Yeah do you have fry?


----------



## BlueInkFish (Jan 13, 2013)

they didnt make it =( im so depressed its all my fault i went on a vacation to visit my family who i havnt seen in a year or 2 =( i guess ill just have to recondition and i was so close to! though i did take a pic of the eggs ill try to post the pic later oh well btw should i do a 100% water change on the breeding tank the indian almond leaf already made it brown so i dont know..? suggestions?


----------



## snowflake311 (Jun 19, 2013)

litelboyblu said:


> they didnt make it =( im so depressed its all my fault i went on a vacation to visit my family who i havnt seen in a year or 2 =( i guess ill just have to recondition and i was so close to! though i did take a pic of the eggs ill try to post the pic later oh well btw should i do a 100% water change on the breeding tank the indian almond leaf already made it brown so i dont know..? suggestions?


Yeah you can not leave few day old fry for too long.

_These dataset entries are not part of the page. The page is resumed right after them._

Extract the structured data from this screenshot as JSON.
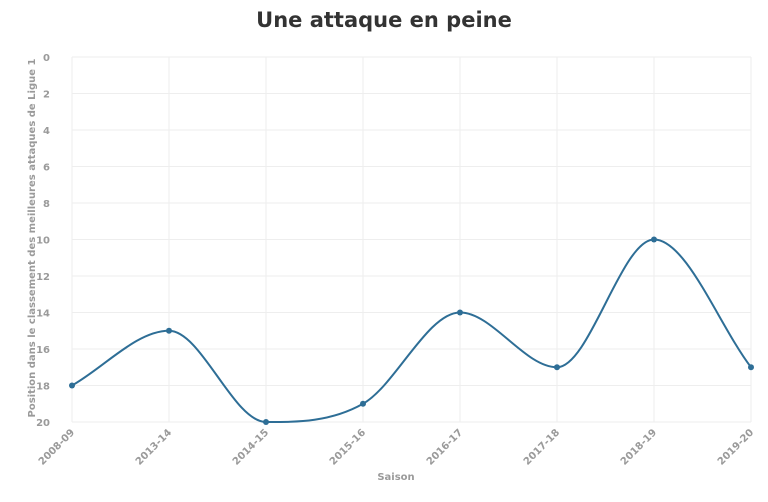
{
  "title": "Une attaque en peine",
  "colors": {
    "line": "#2e6e96",
    "grid": "#eeeeee",
    "text": "#9a9a9a"
  },
  "chart_data": {
    "type": "line",
    "title": "Une attaque en peine",
    "xlabel": "Saison",
    "ylabel": "Position dans le classement des meilleures attaques de Ligue 1",
    "categories": [
      "2008-09",
      "2013-14",
      "2014-15",
      "2015-16",
      "2016-17",
      "2017-18",
      "2018-19",
      "2019-20"
    ],
    "values": [
      18,
      15,
      20,
      19,
      14,
      17,
      10,
      17
    ],
    "ylim": [
      0,
      20
    ],
    "y_axis_reversed": true,
    "yticks": [
      0,
      2,
      4,
      6,
      8,
      10,
      12,
      14,
      16,
      18,
      20
    ],
    "grid": true,
    "curve": "smooth",
    "markers": true
  }
}
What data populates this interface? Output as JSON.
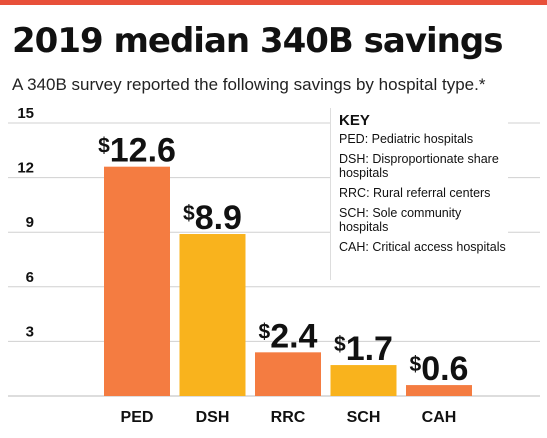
{
  "title": "2019 median 340B savings",
  "subtitle": "A 340B survey reported the following savings by hospital type.*",
  "key": {
    "title": "KEY",
    "items": [
      "PED: Pediatric hospitals",
      "DSH: Disproportionate share hospitals",
      "RRC: Rural referral centers",
      "SCH: Sole community hospitals",
      "CAH: Critical access hospitals"
    ]
  },
  "colors": {
    "orange": "#f47c41",
    "yellow": "#f9b31d",
    "accent": "#e8503a",
    "grid": "#d0d0d0"
  },
  "chart_data": {
    "type": "bar",
    "title": "2019 median 340B savings",
    "categories": [
      "PED",
      "DSH",
      "RRC",
      "SCH",
      "CAH"
    ],
    "values": [
      12.6,
      8.9,
      2.4,
      1.7,
      0.6
    ],
    "data_labels": [
      "$12.6",
      "$8.9",
      "$2.4",
      "$1.7",
      "$0.6"
    ],
    "bar_colors": [
      "#f47c41",
      "#f9b31d",
      "#f47c41",
      "#f9b31d",
      "#f47c41"
    ],
    "ylim": [
      0,
      15
    ],
    "yticks": [
      3,
      6,
      9,
      12,
      15
    ],
    "grid": true,
    "legend": "top-right key box"
  }
}
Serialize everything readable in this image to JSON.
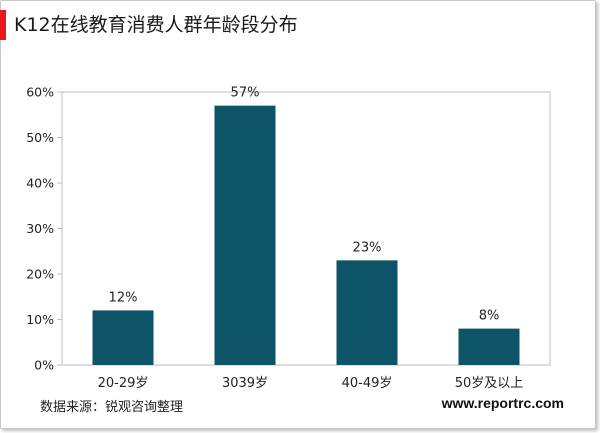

Lesson learned. Only spawn your fish if you know you will be staying home for the next 3 months. 

Just start over give the female 3 weeks to spawn again.


----------



## BlueInkFish (Jan 13, 2013)

Yeah I knew the babies would be gone shame on me


----------



## BlueInkFish (Jan 13, 2013)

Here is an update picture if them!


----------



## BlueInkFish (Jan 13, 2013)

And the male


----------



## BlueInkFish (Jan 13, 2013)

Here is another pic from top to show you the female she's not as big but on the big side lol sorry for the blurry pics they move a lot!


----------



## BlueInkFish (Jan 13, 2013)

Just an update pic because I will let them breed tmmrrw


----------



## BlueInkFish (Jan 13, 2013)

So I am almost finished with conditioning srry guys that I'm not really posting anything but I'll try tmmrrw to breed em


----------



## dramaqueen (Jul 7, 2008)

Nice fish!


----------



## mercedesbenz25 (Oct 29, 2013)

How's everything going? I can't wait to see the fry! They'll be so cute!


----------



## BlueInkFish (Jan 13, 2013)

Thx guys ! I will breed them this weekend ! Hope it works!


----------



## mercedesbenz25 (Oct 29, 2013)

Can't wait!  haha keep us posted!


----------



## valen1014 (Jan 20, 2013)

I don't know if it has been answered before, but where did you get him? He has such a cute face! I really hope you get a few frys just like him


----------



## TruongLN (Jul 13, 2012)

This pair is amazing! I can't wait for the spawn.


----------